Ishiguro’s new novel is set in Arthurian England—not the mythic land of knights, castles, and pageants most of us are familiar with, but a primitive and rural country likely far closer to historical reality. This is a gray and superstitious place, rather than a battlefield alive with the color and movement of steeds and fluttering banners; it’s sparsely inhabited and scarcely advanced.
“The grim-textured, circa-sixth-century landscape is also a country haunted by magic, where ogres loom in the dark and steal children, and dragons are hunted by faded warriors like Sir Gawain. But its magic remains in the background, an earthy fact of life rather than a dazzle of sparkling make believe. Here British peasants eke out a hardscrabble existence from caves dug into hillsides, while the recent Saxon invaders live in more-advanced villages of rudimentary huts. Into this countryside our protagonists—an elderly, ailing British couple named Axl and Beatrice—embark on a pilgrimage to the village of their half-forgotten son.
“Although they do cover literal ground and encounter figures of myth and legend along the way, their real search is clearly interior, a painstaking effort to know themselves and each other by piecing together the vestiges of their past. The gift of remembering, as it turns out, will come at a steep price, not for the two aging and kindhearted Britons but for their country.” —Lydia Millet, in a starred review for PUBLISHERS WEEKLY
From the beginning of the book:You would have searched a long time for the sort of winding lane or tranquil meadow for which England later became celebrated. There were instead miles of desolate, uncultivated land; here and there rough-hewn paths over craggy hills or bleak moorland. Most of the roads left by the Romans would by then have become broken or overgrown, often fading into wilderness. Icy fogs hung over rivers and marshes, serving all too well the ogres that were then still native to this land.
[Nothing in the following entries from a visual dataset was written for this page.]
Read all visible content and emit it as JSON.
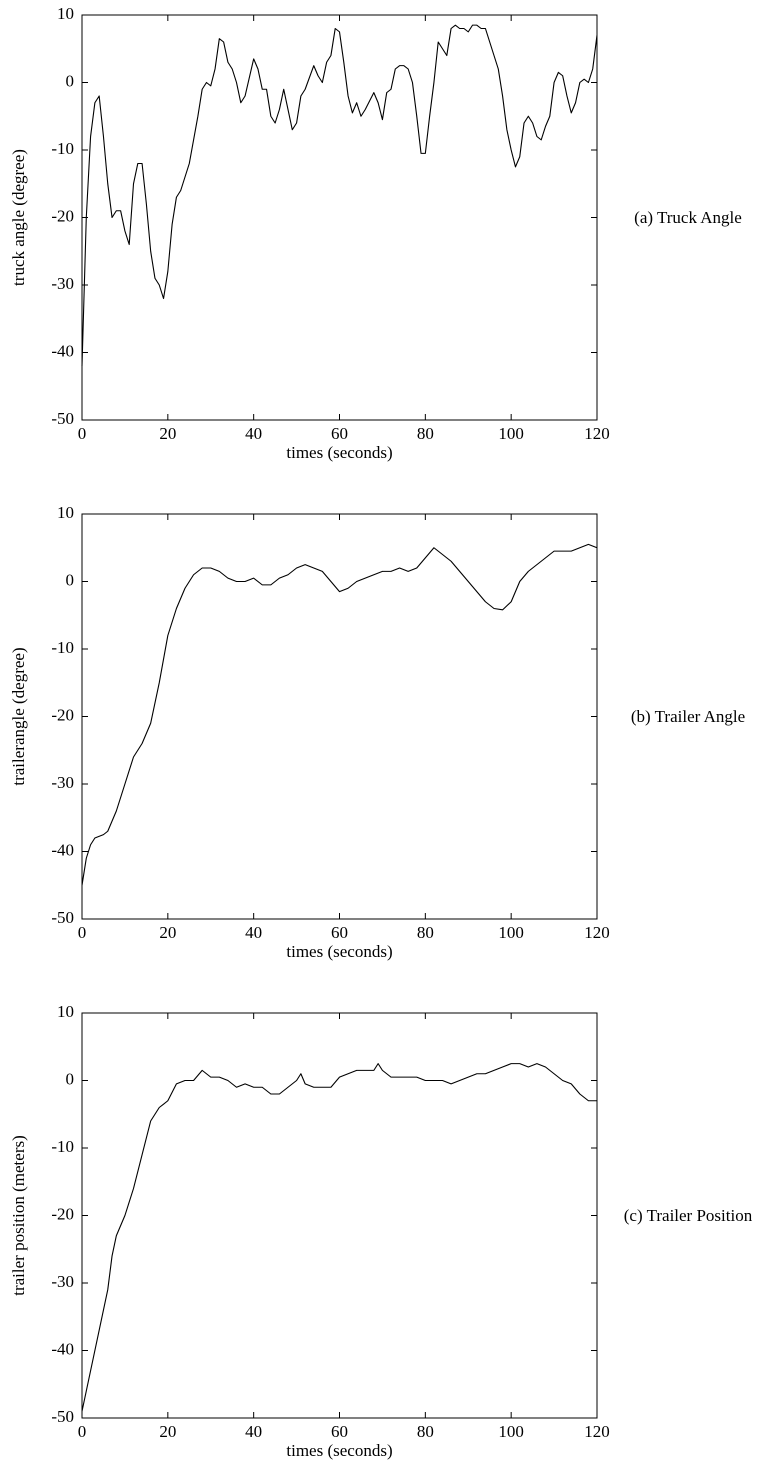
{
  "chart_data": [
    {
      "type": "line",
      "xlabel": "times (seconds)",
      "ylabel": "truck angle (degree)",
      "caption": "(a) Truck Angle",
      "color": "#000000",
      "xlim": [
        0,
        120
      ],
      "ylim": [
        -50,
        10
      ],
      "xticks": [
        0,
        20,
        40,
        60,
        80,
        100,
        120
      ],
      "yticks": [
        -50,
        -40,
        -30,
        -20,
        -10,
        0,
        10
      ],
      "x": [
        0,
        1,
        2,
        3,
        4,
        5,
        6,
        7,
        8,
        9,
        10,
        11,
        12,
        13,
        14,
        15,
        16,
        17,
        18,
        19,
        20,
        21,
        22,
        23,
        25,
        27,
        28,
        29,
        30,
        31,
        32,
        33,
        34,
        35,
        36,
        37,
        38,
        40,
        41,
        42,
        43,
        44,
        45,
        46,
        47,
        48,
        49,
        50,
        51,
        52,
        54,
        55,
        56,
        57,
        58,
        59,
        60,
        61,
        62,
        63,
        64,
        65,
        66,
        68,
        69,
        70,
        71,
        72,
        73,
        74,
        75,
        76,
        77,
        78,
        79,
        80,
        81,
        82,
        83,
        84,
        85,
        86,
        87,
        88,
        89,
        90,
        91,
        92,
        93,
        94,
        95,
        96,
        97,
        98,
        99,
        100,
        101,
        102,
        103,
        104,
        105,
        106,
        107,
        108,
        109,
        110,
        111,
        112,
        113,
        114,
        115,
        116,
        117,
        118,
        119,
        120
      ],
      "values": [
        -42,
        -20,
        -8,
        -3,
        -2,
        -8,
        -15,
        -20,
        -19,
        -19,
        -22,
        -24,
        -15,
        -12,
        -12,
        -18,
        -25,
        -29,
        -30,
        -32,
        -28,
        -21,
        -17,
        -16,
        -12,
        -5,
        -1,
        0,
        -0.5,
        2,
        6.5,
        6,
        3,
        2,
        0,
        -3,
        -2,
        3.5,
        2,
        -1,
        -1,
        -5,
        -6,
        -4,
        -1,
        -4,
        -7,
        -6,
        -2,
        -1,
        2.5,
        1,
        0,
        3,
        4,
        8,
        7.5,
        3,
        -2,
        -4.5,
        -3,
        -5,
        -4,
        -1.5,
        -3,
        -5.5,
        -1.5,
        -1,
        2,
        2.5,
        2.5,
        2,
        0,
        -5,
        -10.5,
        -10.5,
        -5,
        0,
        6,
        5,
        4,
        8,
        8.5,
        8,
        8,
        7.5,
        8.5,
        8.5,
        8,
        8,
        6,
        4,
        2,
        -2,
        -7,
        -10,
        -12.5,
        -11,
        -6,
        -5,
        -6,
        -8,
        -8.5,
        -6.5,
        -5,
        0,
        1.5,
        1,
        -2,
        -4.5,
        -3,
        0,
        0.5,
        0,
        2,
        7
      ]
    },
    {
      "type": "line",
      "xlabel": "times (seconds)",
      "ylabel": "trailerangle (degree)",
      "caption": "(b) Trailer Angle",
      "color": "#000000",
      "xlim": [
        0,
        120
      ],
      "ylim": [
        -50,
        10
      ],
      "xticks": [
        0,
        20,
        40,
        60,
        80,
        100,
        120
      ],
      "yticks": [
        -50,
        -40,
        -30,
        -20,
        -10,
        0,
        10
      ],
      "x": [
        0,
        1,
        2,
        3,
        5,
        6,
        8,
        10,
        12,
        14,
        16,
        18,
        20,
        22,
        24,
        26,
        28,
        30,
        32,
        34,
        36,
        38,
        40,
        42,
        44,
        46,
        48,
        50,
        52,
        54,
        56,
        58,
        60,
        62,
        64,
        66,
        68,
        70,
        72,
        74,
        76,
        78,
        80,
        82,
        84,
        86,
        88,
        90,
        92,
        94,
        96,
        98,
        100,
        102,
        104,
        106,
        108,
        110,
        112,
        114,
        116,
        118,
        120
      ],
      "values": [
        -45,
        -41,
        -39,
        -38,
        -37.5,
        -37,
        -34,
        -30,
        -26,
        -24,
        -21,
        -15,
        -8,
        -4,
        -1,
        1,
        2,
        2,
        1.5,
        0.5,
        0,
        0,
        0.5,
        -0.5,
        -0.5,
        0.5,
        1,
        2,
        2.5,
        2,
        1.5,
        0,
        -1.5,
        -1,
        0,
        0.5,
        1,
        1.5,
        1.5,
        2,
        1.5,
        2,
        3.5,
        5,
        4,
        3,
        1.5,
        0,
        -1.5,
        -3,
        -4,
        -4.2,
        -3,
        0,
        1.5,
        2.5,
        3.5,
        4.5,
        4.5,
        4.5,
        5,
        5.5,
        5
      ]
    },
    {
      "type": "line",
      "xlabel": "times (seconds)",
      "ylabel": "trailer position (meters)",
      "caption": "(c) Trailer Position",
      "color": "#000000",
      "xlim": [
        0,
        120
      ],
      "ylim": [
        -50,
        10
      ],
      "xticks": [
        0,
        20,
        40,
        60,
        80,
        100,
        120
      ],
      "yticks": [
        -50,
        -40,
        -30,
        -20,
        -10,
        0,
        10
      ],
      "x": [
        0,
        1,
        2,
        4,
        6,
        7,
        8,
        10,
        12,
        14,
        16,
        18,
        19,
        20,
        22,
        24,
        26,
        28,
        30,
        32,
        34,
        36,
        38,
        40,
        42,
        44,
        46,
        48,
        50,
        51,
        52,
        54,
        56,
        58,
        60,
        62,
        64,
        66,
        68,
        69,
        70,
        72,
        74,
        76,
        78,
        80,
        82,
        84,
        86,
        88,
        90,
        92,
        94,
        96,
        98,
        100,
        102,
        104,
        106,
        108,
        110,
        112,
        114,
        116,
        118,
        120
      ],
      "values": [
        -49,
        -46,
        -43,
        -37,
        -31,
        -26,
        -23,
        -20,
        -16,
        -11,
        -6,
        -4,
        -3.5,
        -3,
        -0.5,
        0,
        0,
        1.5,
        0.5,
        0.5,
        0,
        -1,
        -0.5,
        -1,
        -1,
        -2,
        -2,
        -1,
        0,
        1,
        -0.5,
        -1,
        -1,
        -1,
        0.5,
        1,
        1.5,
        1.5,
        1.5,
        2.5,
        1.5,
        0.5,
        0.5,
        0.5,
        0.5,
        0,
        0,
        0,
        -0.5,
        0,
        0.5,
        1,
        1,
        1.5,
        2,
        2.5,
        2.5,
        2,
        2.5,
        2,
        1,
        0,
        -0.5,
        -2,
        -3,
        -3
      ]
    }
  ]
}
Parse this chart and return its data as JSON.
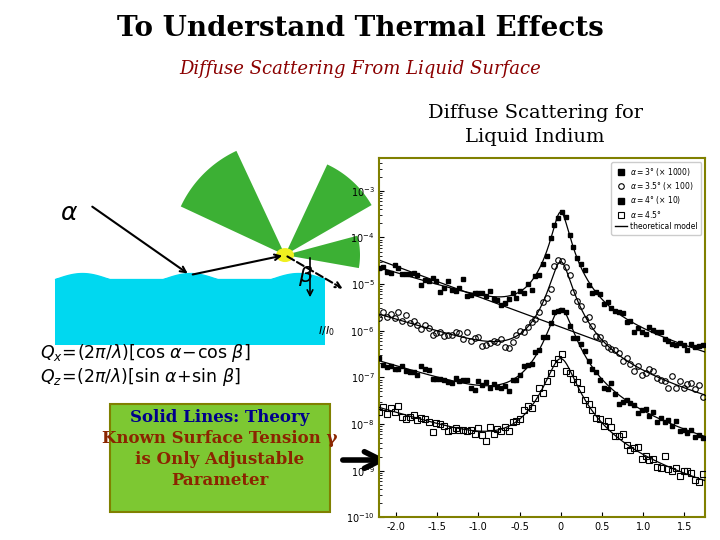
{
  "title": "To Understand Thermal Effects",
  "subtitle": "Diffuse Scattering From Liquid Surface",
  "right_title": "Diffuse Scattering for\nLiquid Indium",
  "header_bg": "#c8e8f0",
  "slide_bg": "#ffffff",
  "title_color": "#000000",
  "subtitle_color": "#8b0000",
  "right_title_color": "#000000",
  "box_bg": "#7dc832",
  "box_border": "#808000",
  "box_text1": "Solid Lines: Theory",
  "box_text2": "Known Surface Tension γ",
  "box_text3": "is Only Adjustable",
  "box_text4": "Parameter",
  "box_text1_color": "#00008b",
  "box_text234_color": "#8b2500",
  "plot_border_color": "#808000",
  "alpha_label": "α",
  "beta_label": "β",
  "liquid_color": "#00d8f0",
  "green_shape_color": "#3cb034"
}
The people who lived nearby—one wonders what desperation led them to settle in such gloomy spots— might well have feared these creatures, whose panting breaths could be heard long before their deformed figures emerged from the mist. But such monsters were not cause for astonishment. People then would have regarded them as everyday hazards, and in those days there was so much else to worry about. How to get food out of the hard ground; how not to run out of firewood; how to stop the sickness that could kill a dozen pigs in a single day and produce green rashes on the cheeks of children.
In any case, ogres were not so bad provided one did not provoke them. One had to accept that every so often, perhaps following some obscure dispute in their ranks, a creature would come blundering into a village in a terrible rage, and despite shouts and brandishings of weapons, rampage about injuring anyone slow to move out of its path. Or that every so often, an ogre might carry off a child into the mist. The people of the day had to be philosophical about such outrages.